New York Times writers skirt balanced reporting on Iranian resumption of uranium enrichment

    Unfortunately, The Times has reverted to its default posture of being used as a foreign policy tool of we don't know whom. Richard Bernstein and Steven R. Weisman (1/13/06 p 1, 8) in their front-page article announcing British, French and German intent to end negotiations with Iran over that country's move to resume uranium enrichment operations. Their headline implies that all of Europe is on board, but in actuality, only the three nations appear to have made statements backing the end to negotiations and the referral of the Iranian case to the United Nations Security Council. At the same time, the article notes that United Nations Secretary General Kofi Annan, after speaking with the Iranian nuclear negotiator, said that Iran was interested in "serious and constructive negotiations," adding that the only acceptable course to follow was "a negotiated one."

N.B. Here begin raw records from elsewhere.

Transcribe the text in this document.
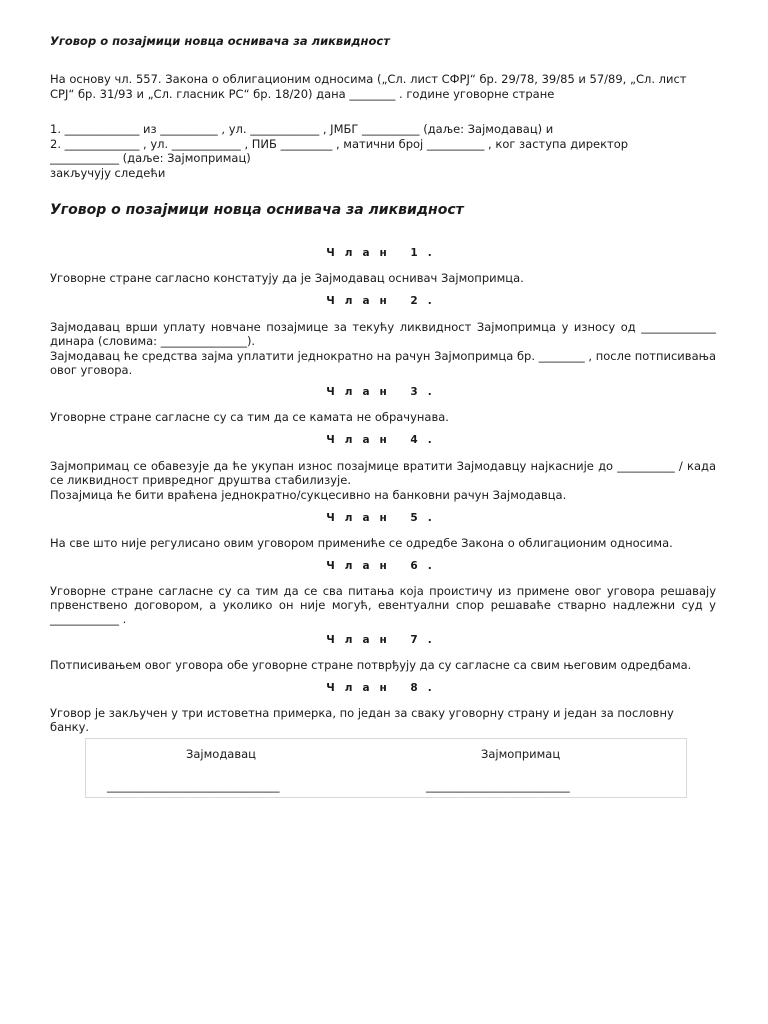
Уговор о позајмици новца оснивача за ликвидност

На основу чл. 557. Закона о облигационим односима („Сл. лист СФРЈ“ бр. 29/78, 39/85 и 57/89, „Сл. лист

СРЈ“ бр. 31/93 и „Сл. гласник РС“ бр. 18/20) дана ________ . године уговорне стране

1. _____________ из __________ , ул. ____________ , ЈМБГ __________ (даље: Зајмодавац) и

2. _____________ , ул. ____________ , ПИБ _________ , матични број __________ , ког заступа директор

____________ (даље: Зајмопримац)

закључују следећи

Уговор о позајмици новца оснивача за ликвидност

Члан 1.

Уговорне стране сагласно констатују да је Зајмодавац оснивач Зајмопримца.

Члан 2.

Зајмодавац врши уплату новчане позајмице за текућу ликвидност Зајмопримца у износу од _____________ динара (словима: _______________).

Зајмодавац ће средства зајма уплатити једнократно на рачун Зајмопримца бр. ________ , после потписивања овог уговора.

Члан 3.

Уговорне стране сагласне су са тим да се камата не обрачунава.

Члан 4.

Зајмопримац се обавезује да ће укупан износ позајмице вратити Зајмодавцу најкасније до __________ / када се ликвидност привредног друштва стабилизује.

Позајмица ће бити враћена једнократно/сукцесивно на банковни рачун Зајмодавца.

Члан 5.

На све што није регулисано овим уговором примениће се одредбе Закона о облигационим односима.

Члан 6.

Уговорне стране сагласне су са тим да се сва питања која проистичу из примене овог уговора решавају првенствено договором, а уколико он није могућ, евентуални спор решаваће стварно надлежни суд у ____________ .

Члан 7.

Потписивањем овог уговора обе уговорне стране потврђују да су сагласне са свим његовим одредбама.

Члан 8.

Уговор је закључен у три истоветна примерка, по један за сваку уговорну страну и један за пословну банку.

Зајмодавац	Зајмопримац
______________________________	_________________________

    The hook appears to be the fact that Iran failed at one point to disclose some of its activities relating to its nuclear program. Whether or not this is enough justification for referring Iran's case to the Security Council for possible sanctions is not made clear in the article. Very little of Bernstein's and Weisman's article is devoted to Iraq's side of the issue, or in clarifying the precise nature of Iraq's violations or if this indeed merits sanctions. A reader can't help but be confused by this waterfall of propaganda for which The New York Times is famous.

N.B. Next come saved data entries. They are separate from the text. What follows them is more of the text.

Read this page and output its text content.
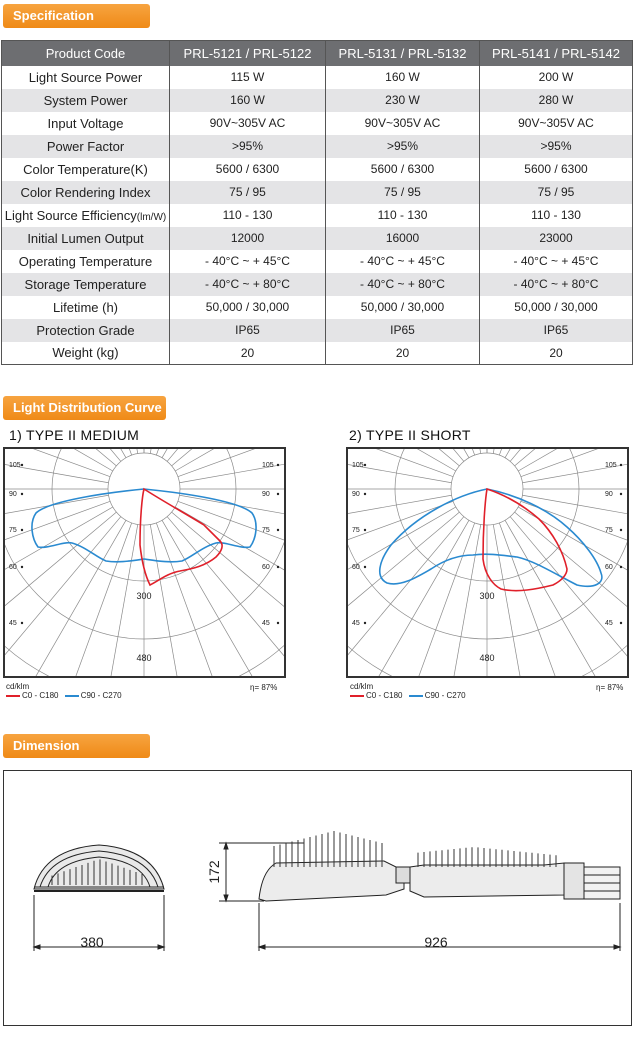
Specification
Product Code	PRL-5121 / PRL-5122	PRL-5131 / PRL-5132	PRL-5141 / PRL-5142
Light Source Power	115 W	160 W	200 W
System Power	160 W	230 W	280 W
Input Voltage	90V~305V AC	90V~305V AC	90V~305V AC
Power Factor	>95%	>95%	>95%
Color Temperature(K)	5600 / 6300	5600 / 6300	5600 / 6300
Color Rendering Index	75 / 95	75 / 95	75 / 95
Light Source Efficiency(lm/W)	110 - 130	110 - 130	110 - 130
Initial Lumen Output	12000	16000	23000
Operating Temperature	- 40°C ~ + 45°C	- 40°C ~ + 45°C	- 40°C ~ + 45°C
Storage Temperature	- 40°C ~ + 80°C	- 40°C ~ + 80°C	- 40°C ~ + 80°C
Lifetime (h)	50,000 / 30,000	50,000 / 30,000	50,000 / 30,000
Protection Grade	IP65	IP65	IP65
Weight (kg)	20	20	20
Light Distribution Curve
1) TYPE II MEDIUM	2) TYPE II SHORT
105
90
75
60
45
105
90
75
60
45
300
480
105
90
75
60
45
105
90
75
60
45
300
480
cd/klm
C0 - C180	C90 - C270
η= 87%	cd/klm
C0 - C180	C90 - C270
η= 87%
Dimension
380	926
172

    In another article (1/13/06, p 8), Steven Erlanger  interviews various talking heads on how long Iran is away from building a nuclear weapon, although Iran has repeatedly denied that that is their intent or goal. By writing such articles, the reader is led to believe that it is a foregone conclusion that this is exactly what Iraq is up to. But no justification for this view is given. It's unfortunate when The Times articles revert to the printing of pure propaganda posing as journalism. Sometimes The Times does do a little journalism, but when it comes to foreign policy issues, it just tows the line. In an editorial, entitled "Iran and the Bomb" in the same issue, it states: "Fortunately, Iran is believed to still be several years away from being able to produce nuclear weapons. But it has now embarked on a course that can have no other plausible intent."
    Unfortunately, The Times makes no case to back this statement, except the confusion provided by the previous two articles. The Times insists that Iran, by wanting to produce its own nuclear fuel, has "thumbed its nose" at the Western world, which tried to provide other means of supplying Iran with nuclear fuel. But if Iran did this, the fuel would not be under their control, which is, of course, the optimal situation for any country, particularly one which, The Times asserts, "nature has given ....all the uranium it needs." As an autonomous state, it is natural for Iran, which apparently has the technological expertise necessary, to produce its own supply of nuclear fuel. I'm afraid The Times does not make the case for Iran's intention to use enriched uranium to make a bomb. The Times insists that Iran has "contempt for diplomacy." But it is not Iran that has called off the negotiations. Would it not seem that the nations who have ceased to negotiate are the ones who have contempt for the process?
    We must ask, then, if there is not some other reason why Iran is being set up for condemnation and sanctions. Perhaps the nuclear issue is merely an excuse for the West's ultimately commandeering Iraq's oil supply. Why has The Times not addressed this possibility?